Her most noted work—conceived and executive produced by singer, writer and historian Bernice Johnson Reagon—is the Peabody Award-Winning radio documentary Wade in the Water: African American Sacred Music Traditions. Beverly assisted in the research and production of 26 episodes. They featured over 200 years of African American music.
Seven Days in Usha Village: A Conversation with Dr. Sebi is my first book, inspired by its publisher and my collaborator Dr. Sebi. Healing, alternative healing, brought us together over 25 years ago. In the introduction you’ll read the roads we travelled separately since that time and how those roads converged out here in Los Angeles, California in September 2005.
If someone asked me to describe Dr. Sebi and use the book to size him up, I’d direct that person to Dr. Sebi’s comments on the following pages: The Prologue, “Approximately 45 years ago I made the statement I want to be useful… I didn’t know that I would have to face the American Medical Association, the Food and Drug Administration and the judicial system of the State of New York,”

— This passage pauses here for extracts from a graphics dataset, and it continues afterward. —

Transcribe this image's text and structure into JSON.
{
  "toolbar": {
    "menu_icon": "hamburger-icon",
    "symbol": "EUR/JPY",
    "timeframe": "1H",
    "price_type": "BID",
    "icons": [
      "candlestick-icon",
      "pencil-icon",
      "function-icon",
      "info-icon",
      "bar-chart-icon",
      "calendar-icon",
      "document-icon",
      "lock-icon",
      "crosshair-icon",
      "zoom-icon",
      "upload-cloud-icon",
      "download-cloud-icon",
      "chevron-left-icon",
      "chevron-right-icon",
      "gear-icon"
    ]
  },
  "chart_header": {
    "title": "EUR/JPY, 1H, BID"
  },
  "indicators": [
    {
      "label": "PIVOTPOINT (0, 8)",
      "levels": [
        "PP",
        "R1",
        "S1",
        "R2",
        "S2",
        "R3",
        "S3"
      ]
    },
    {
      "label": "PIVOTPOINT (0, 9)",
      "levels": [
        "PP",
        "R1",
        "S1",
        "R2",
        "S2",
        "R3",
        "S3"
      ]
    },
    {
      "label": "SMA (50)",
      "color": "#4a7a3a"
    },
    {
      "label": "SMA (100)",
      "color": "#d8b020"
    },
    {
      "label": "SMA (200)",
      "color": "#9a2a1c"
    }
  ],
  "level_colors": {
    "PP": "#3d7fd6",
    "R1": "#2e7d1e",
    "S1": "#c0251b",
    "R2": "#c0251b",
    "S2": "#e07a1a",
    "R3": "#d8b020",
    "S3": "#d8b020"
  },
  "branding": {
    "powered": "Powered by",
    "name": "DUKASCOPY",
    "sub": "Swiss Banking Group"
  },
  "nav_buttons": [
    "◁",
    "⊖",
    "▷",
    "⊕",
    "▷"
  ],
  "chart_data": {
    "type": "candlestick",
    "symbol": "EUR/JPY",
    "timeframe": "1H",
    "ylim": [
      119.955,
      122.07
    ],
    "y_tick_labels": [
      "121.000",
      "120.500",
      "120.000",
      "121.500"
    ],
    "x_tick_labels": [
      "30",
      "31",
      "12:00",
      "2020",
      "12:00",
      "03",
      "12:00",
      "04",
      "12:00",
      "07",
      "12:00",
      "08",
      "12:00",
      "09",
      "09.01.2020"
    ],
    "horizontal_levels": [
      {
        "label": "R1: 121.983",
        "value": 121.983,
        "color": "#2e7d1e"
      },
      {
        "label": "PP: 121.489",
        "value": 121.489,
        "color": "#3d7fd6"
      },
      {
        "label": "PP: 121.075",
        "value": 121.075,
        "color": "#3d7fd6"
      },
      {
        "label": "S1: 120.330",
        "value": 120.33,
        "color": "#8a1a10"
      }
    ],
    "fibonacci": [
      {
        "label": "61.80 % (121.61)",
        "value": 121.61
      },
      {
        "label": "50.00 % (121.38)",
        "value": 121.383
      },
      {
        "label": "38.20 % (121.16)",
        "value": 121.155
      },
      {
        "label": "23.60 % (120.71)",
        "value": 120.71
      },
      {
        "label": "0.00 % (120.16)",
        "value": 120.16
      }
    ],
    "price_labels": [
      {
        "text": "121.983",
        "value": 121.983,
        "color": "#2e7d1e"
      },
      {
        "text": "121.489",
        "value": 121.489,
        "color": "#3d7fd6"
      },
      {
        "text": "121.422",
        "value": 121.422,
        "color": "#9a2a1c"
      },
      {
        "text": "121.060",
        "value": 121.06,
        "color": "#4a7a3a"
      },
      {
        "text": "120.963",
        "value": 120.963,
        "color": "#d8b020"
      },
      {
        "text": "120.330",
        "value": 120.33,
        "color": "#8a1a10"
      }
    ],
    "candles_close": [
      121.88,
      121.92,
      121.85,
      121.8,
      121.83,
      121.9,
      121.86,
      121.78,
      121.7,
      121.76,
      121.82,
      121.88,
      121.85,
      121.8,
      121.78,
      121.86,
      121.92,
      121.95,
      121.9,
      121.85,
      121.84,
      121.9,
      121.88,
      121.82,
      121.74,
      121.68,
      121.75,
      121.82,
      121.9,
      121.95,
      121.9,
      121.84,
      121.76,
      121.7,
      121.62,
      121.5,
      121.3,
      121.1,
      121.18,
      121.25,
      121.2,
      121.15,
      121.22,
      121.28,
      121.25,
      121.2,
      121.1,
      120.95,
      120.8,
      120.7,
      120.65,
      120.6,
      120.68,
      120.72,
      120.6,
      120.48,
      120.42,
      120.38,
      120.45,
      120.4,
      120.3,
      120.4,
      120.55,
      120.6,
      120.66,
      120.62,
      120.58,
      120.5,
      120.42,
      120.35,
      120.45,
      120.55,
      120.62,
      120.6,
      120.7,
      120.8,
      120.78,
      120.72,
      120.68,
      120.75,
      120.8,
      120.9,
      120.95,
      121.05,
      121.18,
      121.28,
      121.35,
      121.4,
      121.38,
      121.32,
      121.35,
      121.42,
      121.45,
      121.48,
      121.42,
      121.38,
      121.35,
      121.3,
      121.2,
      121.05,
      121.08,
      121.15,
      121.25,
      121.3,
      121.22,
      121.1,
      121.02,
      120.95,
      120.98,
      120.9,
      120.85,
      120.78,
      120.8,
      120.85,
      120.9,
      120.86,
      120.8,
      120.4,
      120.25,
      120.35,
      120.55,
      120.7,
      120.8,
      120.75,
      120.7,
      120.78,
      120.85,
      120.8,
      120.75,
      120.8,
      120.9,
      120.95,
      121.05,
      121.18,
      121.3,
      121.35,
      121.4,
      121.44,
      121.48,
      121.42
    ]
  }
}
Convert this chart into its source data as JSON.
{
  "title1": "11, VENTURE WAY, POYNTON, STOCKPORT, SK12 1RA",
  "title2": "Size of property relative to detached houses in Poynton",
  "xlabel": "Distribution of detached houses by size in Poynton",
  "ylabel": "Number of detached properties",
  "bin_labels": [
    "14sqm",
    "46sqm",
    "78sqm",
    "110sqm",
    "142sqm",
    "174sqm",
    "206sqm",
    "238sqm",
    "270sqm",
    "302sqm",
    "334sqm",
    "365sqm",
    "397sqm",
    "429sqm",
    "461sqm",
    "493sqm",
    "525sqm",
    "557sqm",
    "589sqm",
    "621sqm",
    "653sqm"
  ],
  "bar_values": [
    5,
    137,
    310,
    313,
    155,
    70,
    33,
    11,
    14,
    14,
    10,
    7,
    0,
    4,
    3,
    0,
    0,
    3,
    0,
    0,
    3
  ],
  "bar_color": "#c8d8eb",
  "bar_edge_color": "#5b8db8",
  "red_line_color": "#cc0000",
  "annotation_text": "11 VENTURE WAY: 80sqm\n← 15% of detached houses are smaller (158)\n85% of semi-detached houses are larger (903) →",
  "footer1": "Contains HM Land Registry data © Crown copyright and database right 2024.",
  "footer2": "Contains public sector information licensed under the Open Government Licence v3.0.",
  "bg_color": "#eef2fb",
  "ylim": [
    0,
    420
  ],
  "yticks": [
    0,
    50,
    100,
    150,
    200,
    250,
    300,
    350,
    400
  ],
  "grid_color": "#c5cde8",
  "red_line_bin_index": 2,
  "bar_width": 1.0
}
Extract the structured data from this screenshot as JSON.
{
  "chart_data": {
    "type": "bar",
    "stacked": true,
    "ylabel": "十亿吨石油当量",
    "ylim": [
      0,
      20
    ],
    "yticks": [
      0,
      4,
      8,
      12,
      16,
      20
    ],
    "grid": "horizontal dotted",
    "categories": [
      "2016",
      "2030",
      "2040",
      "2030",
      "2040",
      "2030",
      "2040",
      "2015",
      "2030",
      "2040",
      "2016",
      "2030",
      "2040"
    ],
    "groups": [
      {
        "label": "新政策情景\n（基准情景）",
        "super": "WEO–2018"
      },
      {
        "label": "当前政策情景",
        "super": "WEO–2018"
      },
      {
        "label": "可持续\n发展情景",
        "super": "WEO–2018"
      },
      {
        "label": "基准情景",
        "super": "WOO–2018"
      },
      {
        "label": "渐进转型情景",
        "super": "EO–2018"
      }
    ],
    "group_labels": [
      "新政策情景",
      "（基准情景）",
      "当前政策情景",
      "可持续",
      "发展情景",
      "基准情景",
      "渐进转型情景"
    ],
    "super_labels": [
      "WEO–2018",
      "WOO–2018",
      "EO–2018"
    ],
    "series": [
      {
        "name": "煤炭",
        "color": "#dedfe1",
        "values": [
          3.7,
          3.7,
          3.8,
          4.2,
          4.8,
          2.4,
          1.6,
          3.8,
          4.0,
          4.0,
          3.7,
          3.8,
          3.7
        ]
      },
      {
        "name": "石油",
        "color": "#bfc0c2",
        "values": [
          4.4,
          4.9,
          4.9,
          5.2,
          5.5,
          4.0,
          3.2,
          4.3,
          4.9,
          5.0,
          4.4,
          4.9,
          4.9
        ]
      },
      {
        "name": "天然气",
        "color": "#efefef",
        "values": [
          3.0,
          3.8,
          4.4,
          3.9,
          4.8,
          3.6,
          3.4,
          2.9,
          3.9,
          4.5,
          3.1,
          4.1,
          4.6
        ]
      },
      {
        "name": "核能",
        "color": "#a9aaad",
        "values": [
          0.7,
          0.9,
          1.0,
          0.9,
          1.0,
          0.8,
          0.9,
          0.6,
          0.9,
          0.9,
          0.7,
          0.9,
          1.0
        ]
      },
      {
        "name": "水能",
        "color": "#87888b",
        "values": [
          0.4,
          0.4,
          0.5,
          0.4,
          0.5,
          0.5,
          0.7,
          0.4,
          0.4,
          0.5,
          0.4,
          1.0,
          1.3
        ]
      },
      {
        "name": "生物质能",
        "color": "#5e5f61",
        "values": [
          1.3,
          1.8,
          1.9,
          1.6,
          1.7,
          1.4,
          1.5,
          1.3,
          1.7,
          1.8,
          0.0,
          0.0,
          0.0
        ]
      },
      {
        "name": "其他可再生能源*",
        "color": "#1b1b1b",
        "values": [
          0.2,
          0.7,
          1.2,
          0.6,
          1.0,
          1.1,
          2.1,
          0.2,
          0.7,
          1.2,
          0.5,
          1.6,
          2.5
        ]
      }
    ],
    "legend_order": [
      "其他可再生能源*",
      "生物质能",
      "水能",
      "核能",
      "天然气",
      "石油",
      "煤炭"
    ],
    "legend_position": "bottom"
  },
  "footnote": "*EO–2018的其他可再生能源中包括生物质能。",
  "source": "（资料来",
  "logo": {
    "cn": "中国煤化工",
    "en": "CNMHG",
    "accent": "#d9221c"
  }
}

Agua Caliente pages 67-88, “There has never been an educator in America that has done research in neuropathology associating the disease with the food that goes in the person’s mouth,”
United States—New Beginnings pages 34-47, “I concluded that if life manifests at 450°F and a pH of 7.1, which is alkaline, then the herbs I said that should heal have to be on the alkaline side of the pH scale” and pages 58-64, “Nothing in Nature contains starch,” and
The Epilogue, pages 108-115, “When you stop trusting God, we stop trusting self. Because look, correct me if I’m wrong. Every book on the planet, whether the Bhaga-vad Gita, the Talmud, the Torah or the Qur’an and not to mention the Holy Bible, it is stated that the herbs are for the healing of the Nation.”
I feel those pages reveal the essence of Dr. Sebi and it seems today, more than ever, his knowledge and candid commentaries about health, natural foods and cell building address mounting health care costs and tolls on our global environment.
Some of you have seen and heard a fiery and vociferous Dr. Sebi on the internet. You’ll experience some of that in the book. But if you read between the lines, especially those pages I mentioned above, you’ll find one of Mother Nature’s greatest fans and protégés. I wish you good health and thank you for your interest in Seven Days in Usha Village: A Conversation with Dr. Sebi.